Rimah  : Tidak apa-apa. Tapi, asap dari pembakaran itu membuat batuk-batuk, Mak. Bagaimana   
               kalau Emak sakit ?
Banun  : Tak usah lah, Nak. Jika nasi tak terasa sebagai nasi bila dimasak dengan elpiji.
Rimah  : Baiklah, Mak.
Banun menolak tawaran Rimah yang hendak membelikannya kompor gas. Rimah sudah hidup berkecukupan bersama suaminya yang bekerja sebagai guru di ibu kota kabupaten. Begitu pula dengan Nami dan dua anak Banun yang lain. Sejak menikah, mereka tinggal di rumah masing-masing. Setiap Jumat, Banun datang berkunjung, menjenguk cucu, secara bergiliran. Terakhir, Banun bekunjung ke rumah Rimah.

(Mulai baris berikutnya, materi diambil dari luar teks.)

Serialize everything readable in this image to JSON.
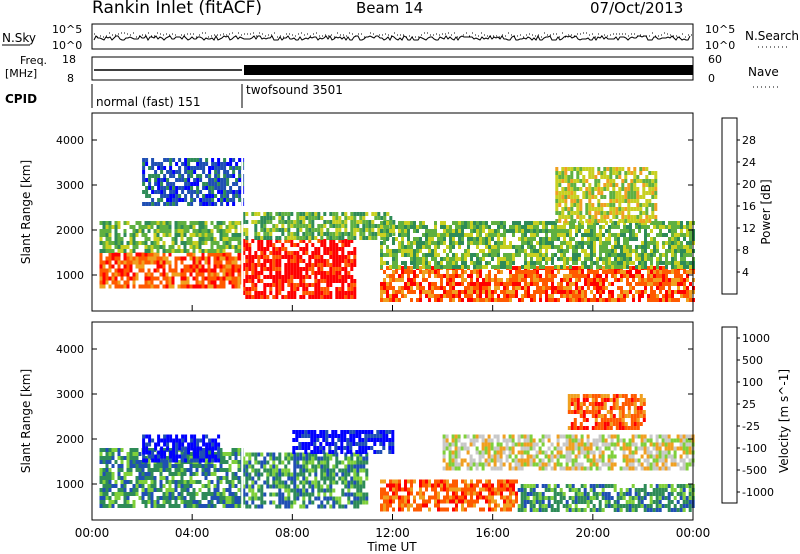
{
  "header": {
    "title": "Rankin Inlet (fitACF)",
    "beam": "Beam 14",
    "date": "07/Oct/2013"
  },
  "panels": {
    "nsky": {
      "label": "N.Sky",
      "ticks_left": [
        "10^5",
        "10^0"
      ],
      "ticks_right": [
        "10^5",
        "10^0"
      ],
      "right_label": "N.Search"
    },
    "freq": {
      "label_line1": "Freq.",
      "label_line2": "[MHz]",
      "ticks_left": [
        "18",
        "8"
      ],
      "ticks_right": [
        "60",
        "0"
      ],
      "right_label": "Nave"
    },
    "cpid": {
      "label": "CPID",
      "modes": [
        {
          "name": "normal (fast) 151",
          "start_h": 0,
          "end_h": 6
        },
        {
          "name": "twofsound 3501",
          "start_h": 6,
          "end_h": 24
        }
      ]
    }
  },
  "chart_data": [
    {
      "type": "heatmap",
      "name": "power",
      "ylabel": "Slant Range [km]",
      "xlabel": "Time UT",
      "xlim_hours": [
        0,
        24
      ],
      "ylim_km": [
        200,
        4600
      ],
      "x_ticks": [
        "00:00",
        "04:00",
        "08:00",
        "12:00",
        "16:00",
        "20:00",
        "00:00"
      ],
      "y_ticks": [
        1000,
        2000,
        3000,
        4000
      ],
      "colorbar": {
        "label": "Power [dB]",
        "ticks": [
          "28",
          "24",
          "20",
          "16",
          "12",
          "8",
          "4"
        ],
        "colors": [
          "#0000ff",
          "#1f4fb4",
          "#2e8b57",
          "#5fb040",
          "#c8d020",
          "#f0a020",
          "#ff5a00",
          "#ff0000"
        ]
      },
      "echo_regions": [
        {
          "t0": 0.3,
          "t1": 6.0,
          "r0": 700,
          "r1": 1500,
          "level": 6
        },
        {
          "t0": 0.3,
          "t1": 6.0,
          "r0": 1500,
          "r1": 2200,
          "level": 3
        },
        {
          "t0": 6.0,
          "t1": 10.5,
          "r0": 500,
          "r1": 1800,
          "level": 7
        },
        {
          "t0": 6.0,
          "t1": 12.0,
          "r0": 1800,
          "r1": 2400,
          "level": 3
        },
        {
          "t0": 11.5,
          "t1": 24.0,
          "r0": 400,
          "r1": 1200,
          "level": 6
        },
        {
          "t0": 11.5,
          "t1": 24.0,
          "r0": 1200,
          "r1": 2200,
          "level": 3
        },
        {
          "t0": 18.5,
          "t1": 22.5,
          "r0": 2200,
          "r1": 3400,
          "level": 4
        },
        {
          "t0": 2.0,
          "t1": 6.0,
          "r0": 2600,
          "r1": 3600,
          "level": 1
        }
      ]
    },
    {
      "type": "heatmap",
      "name": "velocity",
      "ylabel": "Slant Range [km]",
      "xlabel": "Time UT",
      "xlim_hours": [
        0,
        24
      ],
      "ylim_km": [
        200,
        4600
      ],
      "x_ticks": [
        "00:00",
        "04:00",
        "08:00",
        "12:00",
        "16:00",
        "20:00",
        "00:00"
      ],
      "y_ticks": [
        1000,
        2000,
        3000,
        4000
      ],
      "colorbar": {
        "label": "Velocity [m s^-1]",
        "ticks": [
          "1000",
          "500",
          "100",
          "25",
          "-25",
          "-100",
          "-500",
          "-1000"
        ],
        "colors": [
          "#ff0000",
          "#ff5a00",
          "#f0a020",
          "#c8c8c8",
          "#7fd03a",
          "#2e8b57",
          "#1f4fb4",
          "#0000ff"
        ]
      },
      "echo_regions": [
        {
          "t0": 0.3,
          "t1": 6.0,
          "r0": 500,
          "r1": 1800,
          "level": 5
        },
        {
          "t0": 2.0,
          "t1": 5.0,
          "r0": 1500,
          "r1": 2100,
          "level": 7
        },
        {
          "t0": 6.0,
          "t1": 11.0,
          "r0": 500,
          "r1": 1700,
          "level": 5
        },
        {
          "t0": 8.0,
          "t1": 12.0,
          "r0": 1700,
          "r1": 2200,
          "level": 7
        },
        {
          "t0": 11.5,
          "t1": 17.0,
          "r0": 400,
          "r1": 1100,
          "level": 1
        },
        {
          "t0": 14.0,
          "t1": 24.0,
          "r0": 1300,
          "r1": 2100,
          "level": 3
        },
        {
          "t0": 17.0,
          "t1": 24.0,
          "r0": 400,
          "r1": 1000,
          "level": 5
        },
        {
          "t0": 19.0,
          "t1": 22.0,
          "r0": 2200,
          "r1": 3000,
          "level": 1
        }
      ]
    }
  ]
}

Rimah  : Mak, sudah datang ya? Duduk dulu ,Mak.
Banun  : Ya,terima kasih.
Rimah  : Bagaimana Mak kabar Nami?
Banun  : Baik. Nami dengan suaminya baru diangkat jadi PNS.
Rimah  : Wah, bagus itu. Tapi apa Emak sering diolok-olok julukan buruk itu ?
Banun  : Iya, sering.
Rimah  : Kalau Mak menerima pinangan Rustam, tentu julukan buruk itu tak pernah ada,
Banun  : Biarlah mereka mengolok-olok Mak.
Rimah  : Masa itu kenapa Mak mengatakan bahwa aku sudah punya calon suami, padahal belum,    bukan? Bukankah calon menantu Mak calon insinyur?
Banun  : Tak usah kau ungkit-ungkit lagi cerita lama. Mungkin Rustam bukan jodohmu!
Rimah : Tapi seandainya kami berjodoh, Mak tak akan dinamai Banun Kikir!

Sesaat Banun diam. Tanya-tanya nyinyir Rimah mengingatkan ia pada Palar yang begitu bangga punya anak bertitel insinyur pertanian, yang katanya dapat melipatgandakan hasil panen dengan mengajarkan teori-teori pertanian. Tapi, bagaimana mungkin Rustam akan memberi contoh cara bertani modern, sementara sawahnya sudah ludes terjual? Kalau memang benar Palar orang tani yang sesungguhnya, ia tidak akan gampang menjual lahan sawah, meski untuk mencetak insinyur pertanian yang dibanggakannya itu. Apalah guna insinyur pertanian bila tidak mengamalkan laku orang tani? Banun menolak pinangan itu bukan karena Palar sedang terbelit hutang, tidak pula karena ia sudah jadi tuan tanah, tapi karena perangai buruk Palar yang dianggapnya sebagai penghinaan pada jalan hidup orang tani.